Students Receive Start-Up Funds for Business Ventures

HIGH POINT, N.C., April 1, 2019 – Four High Point University students are getting a financial boost to help move their businesses forward. The HPU grant, Pagon Family Promising Entrepreneur Fund, is a major gift from Leonard and Kata Pagon that supports students in developing their business plans. This year’s grant awards total $5,500.

The Pagon Fund is designed to provide real-world experience for HPU undergraduates to foster innovation and increase the probability of success. Through a competitive application process, it also provides students with direct exposure to mentors, investors and other capital providers.

The Pagons, from Novelty, Ohio, are entrepreneurs in their own right. Leonard Pagon is the CEO of Next Sparc LLC, and Kata Pagon is a successful optometrist. Their son, Michael, is a graduate of HPU.

“Since the first round of grant funds were awarded in 2016, 20 students have received funding to advance business ideas,” says Kathy Elliott, director of HPU’s Belk Center for Entrepreneurship. “This is a critical funding source for a young entrepreneur to be able to validate whether they are on the right track with their business concept or whether it is time to make changes.”   

A faculty committee considers applicants annually for the fund.

Viktoria Heiser, a senior business administration major, received a grant to help develop prototypes for her business, Easy Brush. The idea takes the task of brushing teeth and makes it possible for anyone who may find it to be a ‘not so simple’ task, such as people with arthritis, missing limbs, visually impaired and children. This is an innovation on the idea of a push button toothpaste-dispensing toothbrush. Heiser is in the initial stages of filing a provisional patent on the element that actually dispenses the toothpaste into the brush. The brush resembles an electric toothbrush where the cylinder handle will hold the paste. A simple press of a button will release the measured amount of paste on the bristles. 

Olivia Elsaesser, a freshman sales major, received a grant to build a prototype of Smart Lex. Smart Lex is a tool that can be downloaded on a computer to help those dealing with dyslexia to make reading comprehension possible. The online tool will allow the user to move their mouse over text they are trying to read.

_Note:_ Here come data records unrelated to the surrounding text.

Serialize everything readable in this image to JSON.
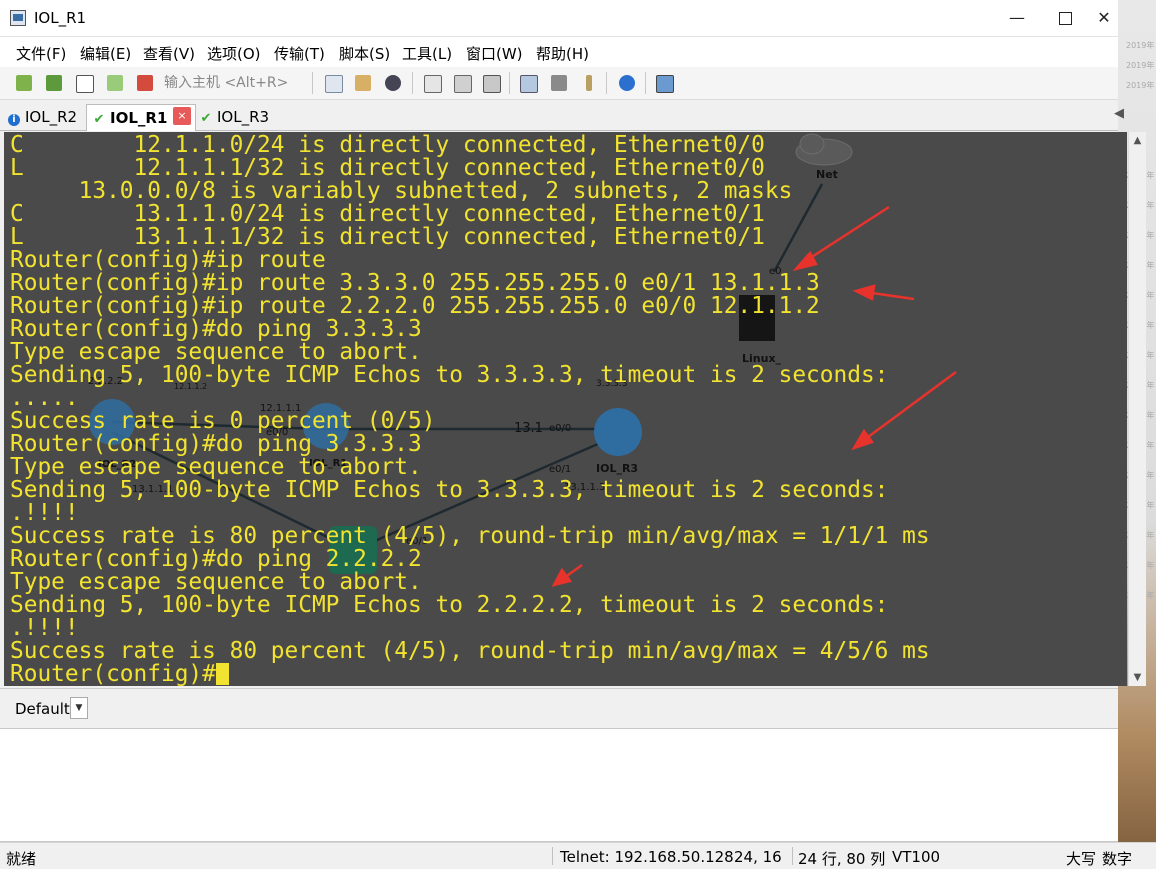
{
  "window": {
    "title": "IOL_R1"
  },
  "menu": [
    "文件(F)",
    "编辑(E)",
    "查看(V)",
    "选项(O)",
    "传输(T)",
    "脚本(S)",
    "工具(L)",
    "窗口(W)",
    "帮助(H)"
  ],
  "toolbar": {
    "host_input_placeholder": "输入主机 <Alt+R>"
  },
  "tabs": [
    {
      "label": "IOL_R2",
      "status": "info"
    },
    {
      "label": "IOL_R1",
      "status": "connected",
      "active": true
    },
    {
      "label": "IOL_R3",
      "status": "connected"
    }
  ],
  "terminal": {
    "lines": [
      "C        12.1.1.0/24 is directly connected, Ethernet0/0",
      "L        12.1.1.1/32 is directly connected, Ethernet0/0",
      "     13.0.0.0/8 is variably subnetted, 2 subnets, 2 masks",
      "C        13.1.1.0/24 is directly connected, Ethernet0/1",
      "L        13.1.1.1/32 is directly connected, Ethernet0/1",
      "Router(config)#ip route",
      "Router(config)#ip route 3.3.3.0 255.255.255.0 e0/1 13.1.1.3",
      "Router(config)#ip route 2.2.2.0 255.255.255.0 e0/0 12.1.1.2",
      "Router(config)#do ping 3.3.3.3",
      "Type escape sequence to abort.",
      "Sending 5, 100-byte ICMP Echos to 3.3.3.3, timeout is 2 seconds:",
      ".....",
      "Success rate is 0 percent (0/5)",
      "Router(config)#do ping 3.3.3.3",
      "Type escape sequence to abort.",
      "Sending 5, 100-byte ICMP Echos to 3.3.3.3, timeout is 2 seconds:",
      ".!!!!",
      "Success rate is 80 percent (4/5), round-trip min/avg/max = 1/1/1 ms",
      "Router(config)#do ping 2.2.2.2",
      "Type escape sequence to abort.",
      "Sending 5, 100-byte ICMP Echos to 2.2.2.2, timeout is 2 seconds:",
      ".!!!!",
      "Success rate is 80 percent (4/5), round-trip min/avg/max = 4/5/6 ms"
    ],
    "prompt": "Router(config)#",
    "text_color": "#f2e330",
    "background": "#4a4a4a"
  },
  "topology": {
    "nodes": [
      "Net",
      "Linux_",
      "IOL_R2",
      "IOL_R1",
      "IOL_R3"
    ],
    "labels": [
      "e0",
      "2.2.2.2",
      "12.1.1.2",
      "12.1.1.1",
      "e0/0",
      "13.1",
      "e0/0",
      "3.3.3.3",
      "e0/1",
      "13.1.1.1",
      "e0/1",
      "13.1.1.3"
    ]
  },
  "session_bar": {
    "selected": "Default"
  },
  "status": {
    "left": "就绪",
    "connection": "Telnet: 192.168.50.128",
    "cursor": "24,  16",
    "size": "24 行, 80 列",
    "terminal_type": "VT100",
    "caps": "大写",
    "num": "数字"
  }
}
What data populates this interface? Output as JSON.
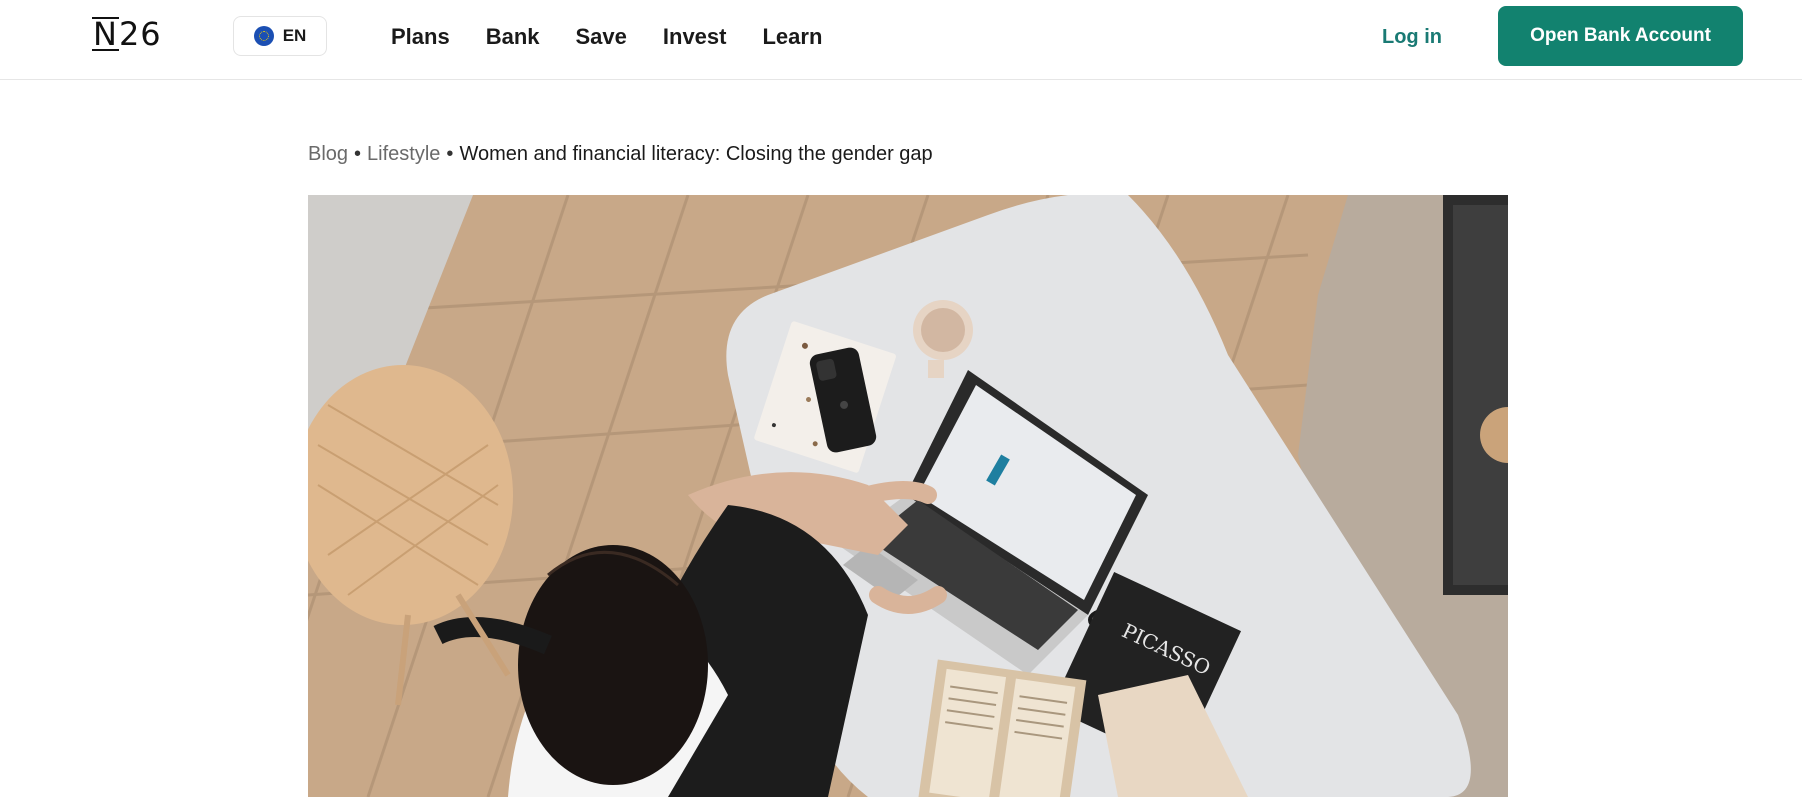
{
  "header": {
    "logo_text": "N26",
    "language": {
      "label": "EN",
      "icon": "eu-flag-icon"
    },
    "nav": [
      "Plans",
      "Bank",
      "Save",
      "Invest",
      "Learn"
    ],
    "login_label": "Log in",
    "cta_label": "Open Bank Account"
  },
  "breadcrumb": {
    "items": [
      "Blog",
      "Lifestyle"
    ],
    "separator": "•",
    "current": "Women and financial literacy: Closing the gender gap"
  },
  "hero": {
    "alt_subject": "woman-working-on-laptop-at-desk"
  },
  "colors": {
    "accent": "#12826f",
    "link": "#1a7a74",
    "text": "#1a1a1a",
    "breadcrumb_muted": "#6a6a6a"
  }
}
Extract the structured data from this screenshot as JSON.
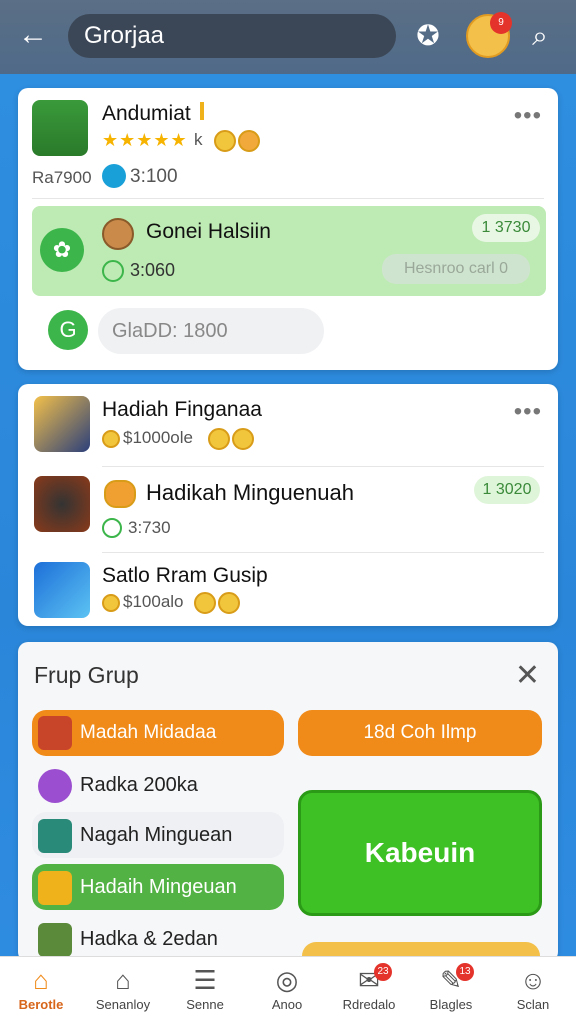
{
  "header": {
    "search_text": "Grorjaa",
    "mascot_badge": "9"
  },
  "card1": {
    "user": {
      "name": "Andumiat",
      "rating_stars": "★★★★★",
      "extra": "k"
    },
    "left_label": "Ra7900",
    "left_value": "3:100",
    "green_row": {
      "title": "Gonei Halsiin",
      "time": "3:060",
      "badge": "1 3730",
      "placeholder": "Hesnroo carl 0"
    },
    "grey_pill": "GlaDD: 1800"
  },
  "card2": {
    "items": [
      {
        "title": "Hadiah Finganaa",
        "sub": "$1000ole"
      },
      {
        "title": "Hadikah Minguenuah",
        "sub": "3:730",
        "badge": "1 3020"
      },
      {
        "title": "Satlo Rram Gusip",
        "sub": "$100alo"
      }
    ]
  },
  "sheet": {
    "title": "Frup Grup",
    "close": "✕",
    "left_items": [
      {
        "label": "Madah Midadaa"
      },
      {
        "label": "Radka 200ka"
      },
      {
        "label": "Nagah Minguean"
      },
      {
        "label": "Hadaih Mingeuan"
      },
      {
        "label": "Hadka & 2edan"
      }
    ],
    "orange_button": "18d Coh Ilmp",
    "green_button": "Kabeuin"
  },
  "tabbar": [
    {
      "label": "Berotle",
      "icon": "home-icon",
      "active": true
    },
    {
      "label": "Senanloy",
      "icon": "house-outline-icon"
    },
    {
      "label": "Senne",
      "icon": "list-icon"
    },
    {
      "label": "Anoo",
      "icon": "target-icon"
    },
    {
      "label": "Rdredalo",
      "icon": "mail-icon",
      "badge": "23"
    },
    {
      "label": "Blagles",
      "icon": "edit-icon",
      "badge": "13"
    },
    {
      "label": "Sclan",
      "icon": "people-icon"
    }
  ],
  "colors": {
    "accent_green": "#3cb54a",
    "accent_orange": "#f08b1a",
    "header_bg": "#55708c"
  }
}
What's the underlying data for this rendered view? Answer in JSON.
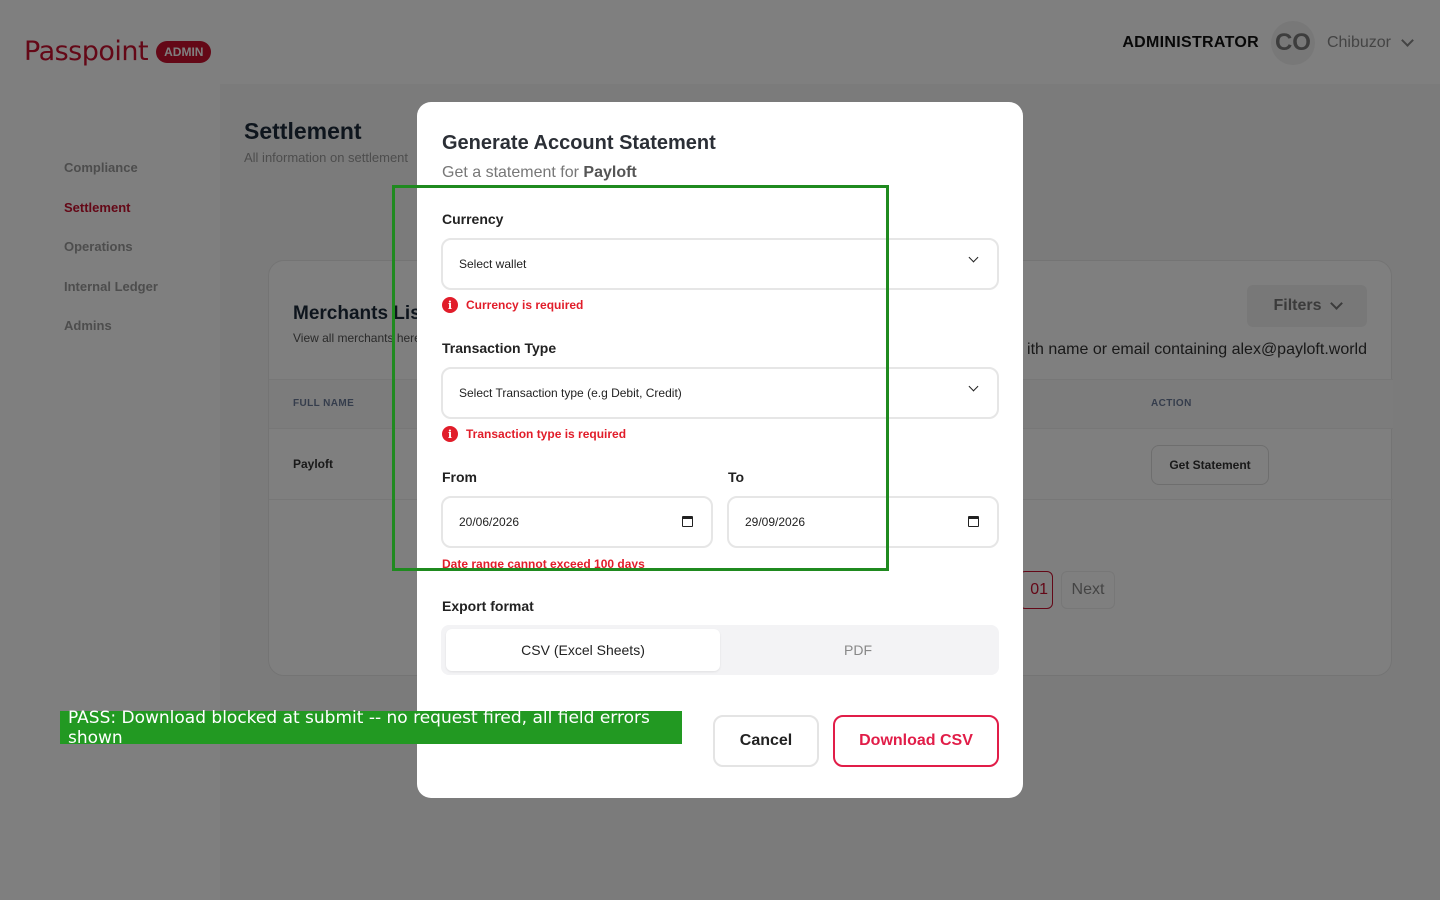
{
  "brand": {
    "name": "Passpoint",
    "badge": "ADMIN"
  },
  "header": {
    "role": "ADMINISTRATOR",
    "avatar_initials": "CO",
    "user_name": "Chibuzor"
  },
  "sidebar": {
    "items": [
      {
        "label": "Compliance",
        "active": false
      },
      {
        "label": "Settlement",
        "active": true
      },
      {
        "label": "Operations",
        "active": false
      },
      {
        "label": "Internal Ledger",
        "active": false
      },
      {
        "label": "Admins",
        "active": false
      }
    ]
  },
  "page": {
    "title": "Settlement",
    "subtitle": "All information on settlement"
  },
  "merchants": {
    "title": "Merchants List",
    "subtitle": "View all merchants here",
    "filters_label": "Filters",
    "search_hint": "ith name or email containing alex@payloft.world",
    "columns": {
      "full_name": "FULL NAME",
      "action": "ACTION"
    },
    "rows": [
      {
        "full_name": "Payloft",
        "action_label": "Get Statement"
      }
    ],
    "pagination": {
      "current": "01",
      "next_label": "Next"
    }
  },
  "modal": {
    "title": "Generate Account Statement",
    "subtitle_prefix": "Get a statement for",
    "merchant": "Payloft",
    "currency": {
      "label": "Currency",
      "value": "Select wallet",
      "error": "Currency is required"
    },
    "transaction_type": {
      "label": "Transaction Type",
      "value": "Select Transaction type (e.g Debit, Credit)",
      "error": "Transaction type is required"
    },
    "from": {
      "label": "From",
      "value": "20/06/2026"
    },
    "to": {
      "label": "To",
      "value": "29/09/2026"
    },
    "date_error": "Date range cannot exceed 100 days",
    "export_format": {
      "label": "Export format",
      "options": [
        "CSV (Excel Sheets)",
        "PDF"
      ],
      "selected": "CSV (Excel Sheets)"
    },
    "cancel_label": "Cancel",
    "download_label": "Download CSV"
  },
  "test_banner": {
    "text": "PASS: Download blocked at submit -- no request fired, all field errors shown"
  },
  "colors": {
    "brand": "#c8102e",
    "error": "#e11d2a",
    "pass": "#229922"
  }
}
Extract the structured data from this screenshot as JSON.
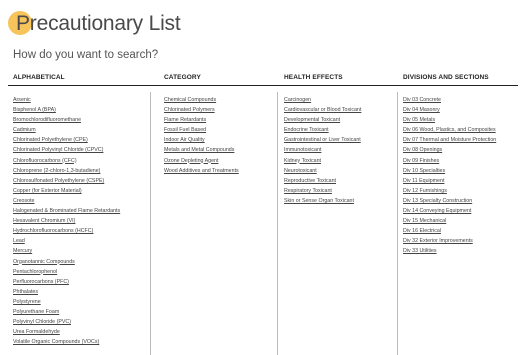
{
  "page": {
    "title": "Precautionary List",
    "subtitle": "How do you want to search?"
  },
  "columns": [
    {
      "header": "ALPHABETICAL",
      "items": [
        "Arsenic",
        "Bisphenol A (BPA)",
        "Bromochlorodifluoromethane",
        "Cadmium",
        "Chlorinated Polyethylene (CPE)",
        "Chlorinated Polyvinyl Chloride (CPVC)",
        "Chlorofluorocarbons (CFC)",
        "Chloroprene (2-chloro-1,3-butadiene)",
        "Chlorosulfonated Polyethylene (CSPE)",
        "Copper (for Exterior Material)",
        "Creosote",
        "Halogenated & Brominated Flame Retardants",
        "Hexavalent Chromium (VI)",
        "Hydrochlorofluorocarbons (HCFC)",
        "Lead",
        "Mercury",
        "Organotannic Compounds",
        "Pentachlorophenol",
        "Perfluorocarbons (PFC)",
        "Phthalates",
        "Polystyrene",
        "Polyurethane Foam",
        "Polyvinyl Chloride (PVC)",
        "Urea Formaldehyde",
        "Volatile Organic Compounds (VOCs)"
      ]
    },
    {
      "header": "CATEGORY",
      "items": [
        "Chemical Compounds",
        "Chlorinated Polymers",
        "Flame Retardants",
        "Fossil Fuel Based",
        "Indoor Air Quality",
        "Metals and Metal Compounds",
        "Ozone Depleting Agent",
        "Wood Additives and Treatments"
      ]
    },
    {
      "header": "HEALTH EFFECTS",
      "items": [
        "Carcinogen",
        "Cardiovascular or Blood Toxicant",
        "Developmental Toxicant",
        "Endocrine Toxicant",
        "Gastrointestinal or Liver Toxicant",
        "Immunotoxicant",
        "Kidney Toxicant",
        "Neurotoxicant",
        "Reproductive Toxicant",
        "Respiratory Toxicant",
        "Skin or Sense Organ Toxicant"
      ]
    },
    {
      "header": "DIVISIONS AND SECTIONS",
      "items": [
        "Div 03 Concrete",
        "Div 04 Masonry",
        "Div 05 Metals",
        "Div 06 Wood, Plastics, and Composites",
        "Div 07 Thermal and Moisture Protection",
        "Div 08 Openings",
        "Div 09 Finishes",
        "Div 10 Specialties",
        "Div 11 Equipment",
        "Div 12 Furnishings",
        "Div 13 Specialty Construction",
        "Div 14 Conveying Equipment",
        "Div 15 Mechanical",
        "Div 16 Electrical",
        "Div 32 Exterior Improvements",
        "Div 33 Utilities"
      ]
    }
  ],
  "colors": {
    "accent_circle": "#f6c45a",
    "rule": "#222222",
    "divider": "#bbbbbb"
  }
}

It then creates a ‘pop-up’ of the words. This tool uses the science of color overlays that have been shown to work for some forms and levels of dyslexia.

 

 

 

Anthony Capece, a sophomore entrepreneurship major, received a grant to create a prototype of his idea, Ace Footwear. The product will offer interchangeable soles that will change the function of your shoes. This design of the shoes will appeal to people who travel and don’t wish to carry as many pairs of shoes. Initial rigid prototypes have been created and shown at various events. Funding will help create a new prototype that features a more flexible material and file a provisional patent.

 

 

Dylan Silber, a senior entrepreneurship and sales double major, has received past grants to fund a prototype for his PongPro idea. The patent-pending practice game table helps users become skilled at playing the game, but without the alcohol. This game has the ability to compete with corn hole at parties, during tailgating and in game rooms across America.